On the other hand, a good example of mitigation and containment through fast response time is the March 2011 exfiltration of RSA SecurID code. The attack had only been in the network for days when EMC's security team discovered the compromise and took action.
The attack started with reconnaissance and information gathering that led to a targeted spear phishing attack on an RSA-EMC employee who thought that, when he clicked a link, he was responding to a legitimate business partner.
RSA never directly attributed the attack to anyone in particular, but publicly stated that the attack had all the signs of a nation-state incursion. Its disclosure led many organizations to implement compensating controls recommended by RSA and replace existing tokens with new SecurID tokens.
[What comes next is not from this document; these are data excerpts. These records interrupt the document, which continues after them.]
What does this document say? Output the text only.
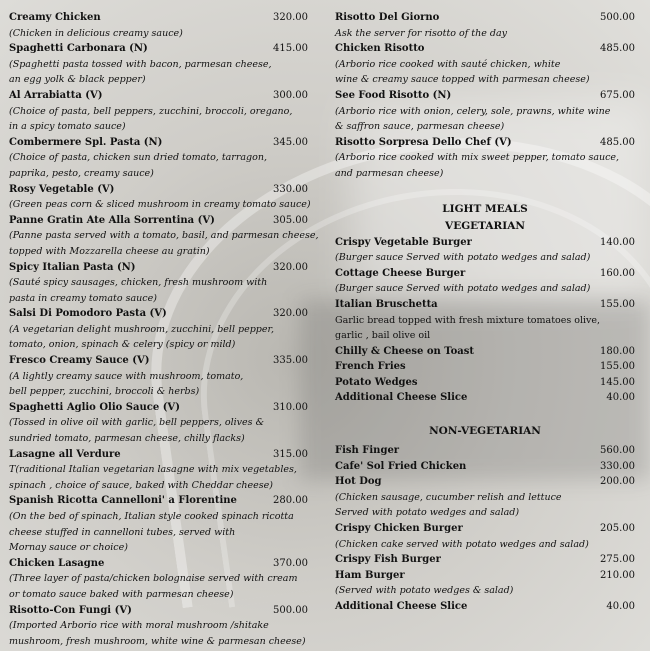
Creamy Chicken	320.00
(Chicken in delicious creamy sauce)
Spaghetti Carbonara (N)	415.00
(Spaghetti pasta tossed with bacon, parmesan cheese,
an egg yolk & black pepper)
Al Arrabiatta (V)	300.00
(Choice of pasta, bell peppers, zucchini, broccoli, oregano,
in a spicy tomato sauce)
Combermere Spl. Pasta (N)	345.00
(Choice of pasta, chicken sun dried tomato, tarragon,
paprika, pesto, creamy sauce)
Rosy Vegetable (V)	330.00
(Green peas corn & sliced mushroom in creamy tomato sauce)
Panne Gratin Ate Alla Sorrentina (V)	305.00
(Panne pasta served with a tomato, basil, and parmesan cheese,
topped with Mozzarella cheese au gratin)
Spicy Italian Pasta (N)	320.00
(Sauté spicy sausages, chicken, fresh mushroom with
pasta in creamy tomato sauce)
Salsi Di Pomodoro Pasta (V)	320.00
(A vegetarian delight mushroom, zucchini, bell pepper,
tomato, onion, spinach & celery (spicy or mild)
Fresco Creamy Sauce (V)	335.00
(A lightly creamy sauce with mushroom, tomato,
bell pepper, zucchini, broccoli & herbs)
Spaghetti Aglio Olio Sauce (V)	310.00
(Tossed in olive oil with garlic, bell peppers, olives &
sundried tomato, parmesan cheese, chilly flacks)
Lasagne all Verdure	315.00
T(raditional Italian vegetarian lasagne with mix vegetables,
spinach , choice of sauce, baked with Cheddar cheese)
Spanish Ricotta Cannelloni' a Florentine	280.00
(On the bed of spinach, Italian style cooked spinach ricotta
cheese stuffed in cannelloni tubes, served with
Mornay sauce or choice)
Chicken Lasagne	370.00
(Three layer of pasta/chicken bolognaise served with cream
or tomato sauce baked with parmesan cheese)
Risotto-Con Fungi (V)	500.00
(Imported Arborio rice with moral mushroom /shitake
mushroom, fresh mushroom, white wine & parmesan cheese)
Risotto Del Giorno	500.00
Ask the server for risotto of the day
Chicken Risotto	485.00
(Arborio rice cooked with sauté chicken, white
wine & creamy sauce topped with parmesan cheese)
See Food Risotto (N)	675.00
(Arborio rice with onion, celery, sole, prawns, white wine
& saffron sauce, parmesan cheese)
Risotto Sorpresa Dello Chef (V)	485.00
(Arborio rice cooked with mix sweet pepper, tomato sauce,
and parmesan cheese)
LIGHT MEALS
VEGETARIAN
Crispy Vegetable Burger	140.00
(Burger sauce Served with potato wedges and salad)
Cottage Cheese Burger	160.00
(Burger sauce Served with potato wedges and salad)
Italian Bruschetta	155.00
Garlic bread topped with fresh mixture tomatoes olive,
garlic , bail olive oil
Chilly & Cheese on Toast	180.00
French Fries	155.00
Potato Wedges	145.00
Additional Cheese Slice	40.00
NON-VEGETARIAN
Fish Finger	560.00
Cafe' Sol Fried Chicken	330.00
Hot Dog	200.00
(Chicken sausage, cucumber relish and lettuce
Served with potato wedges and salad)
Crispy Chicken Burger	205.00
(Chicken cake served with potato wedges and salad)
Crispy Fish Burger	275.00
Ham Burger	210.00
(Served with potato wedges & salad)
Additional Cheese Slice	40.00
“RSA is fortunate to have a good EMC [its parent company] Critical Incident Response Center,” says Eddie Schwartz (left), who took the role of RSA's CISO shortly after the breach announcement. “So RSA was able to catch the event quickly and move with an aggressive program to replace tokens where needed.”
Threats that affect more than one company can also lead to systemic improvements in entire vertical industries, such as what happened with Stuxnet. When the worm broke out of its bounds and spread from Iranian facilities to Indonesia, India, the United States and beyond, control system operators the world over began taking a close look at their networks, says Doug Powell, manager of security privacy and safety at BC Hydro in Canada, and chair of the critical infrastructure working group at ASIS, an organization for security professionals.
“We were all concerned about the unintended damage Stuxnet would cause once it propagated outside of the Iranian nuclear environment with respect to its targeting Siemens controllers,” he says. “So control system operators started checking their systems to see if they could be impacted.”
As a result of Stuxnet, vulnerabilities are being patched, awareness is being raised, and holistic changes are being made at infrastructure operators around the globe. For example, while BP Hydro had no such systems in place, they still used the experience to raise awareness, plug vulnerabilities, improve authentication and implement better management of its control systems.